Power for Progress…
A weekly column from the Grand River Dam Authority
It is outage time again at the Grand River Dam Authority’s Coal Fired Complex (CFC).
Twice a year, in the fall and again in the spring, most of the Authority’s employees located at the CFC go into “outage mode” for three to four weeks. That time is devoted to tune up and inspection of one of the two thermal-generation units located at the complex. Just like it’s a good idea to winterize your car for the oncoming changes in weather, GRDA uses this time to prepare its unit for reliable operations through the coming cold weather season.
Mechanical components are checked, operating systems are tested, electronics are calibrated and, in general, most everything gets a good inspection during the scheduled downtime. Of course, accomplishing all that requires a coordinated team effort that involves employees across many areas. GRDA mechanics, operators, instrument technicians, lab technicians, welders, heavy equipment operators, administrative and inventory personnel and more all play key roles during this important time of the year. And while the work may take place over the course of several weeks, the planning and preparation is often in the works for many months before the unit is actually taken out of service.

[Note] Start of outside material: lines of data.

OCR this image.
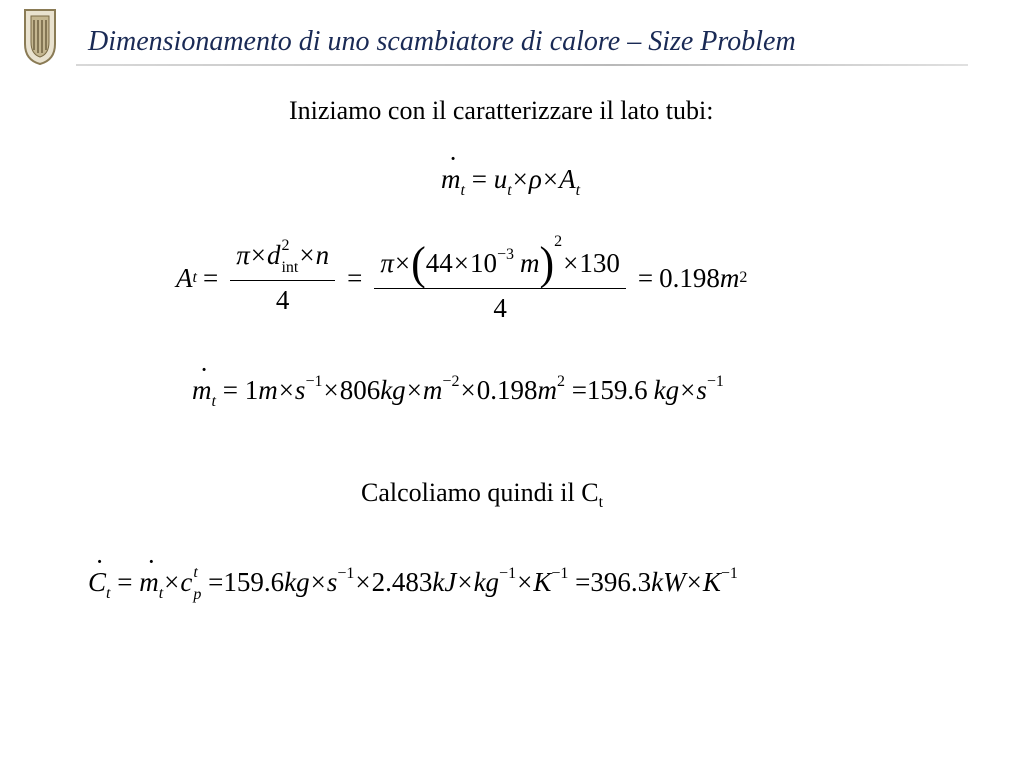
Dimensionamento di uno scambiatore di calore – Size Problem
Iniziamo con il caratterizzare il lato tubi:
· $m_t = u_t\times\rho\times A_t$
A t = π×d 2
int ×n
$4 = \frac{\pi\times(44\times 10^{-3} m)^2\times 130}{4} = 0.198$ m 2
· $m_t = 1m\times s^{-1}\times 806kg\times m^{-2}\times 0.198m^2 =159.6$ $kg\times s^{-1}$
Calcoliamo quindi il $C_t$
· $C_t$ = · $m_t\times c$ t
$p =159.6kg\times s^{-1}\times 2.483kJ\times kg^{-1}\times K^{-1} =396.3kW\times K^{-1}$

In summary, it is a busy time at the GRDA CFC and it’s busy for one key reason: reliability. In fact, reliability has defined this facility since GRDA began producing electricity there in the early 1980s. One good measuring stick for reliability is “unit availability” which measures the number of hours a generating unit is available to produce power compared to the number of hours in the period. While the electric industry standard is 85 to 90 percent, GRDA typically exceeds that standard at its Chouteau facility with both generating units typically achieving just better than 90 percent. That type of success happens because of good maintenance programs, well-executed maintenance outages, and the efforts of experienced employees.
Headquartered in Vinita, GRDA is Oklahoma’s state-owned electric utility; fully funded by revenues from electric and water sales instead of taxes. Directly or indirectly, GRDA’s low-cost, reliable electricity touches75 of 77 counties in the state. At no cost to taxpayers, GRDA also manages 70,000 surface acres of lakes in the state, including Grand Lake, Lake Hudson and the W.R. Holway Reservoir. Today, GRDA’s 500 employees continue to produce the same “power for progress” that has benefited the state for 75 years.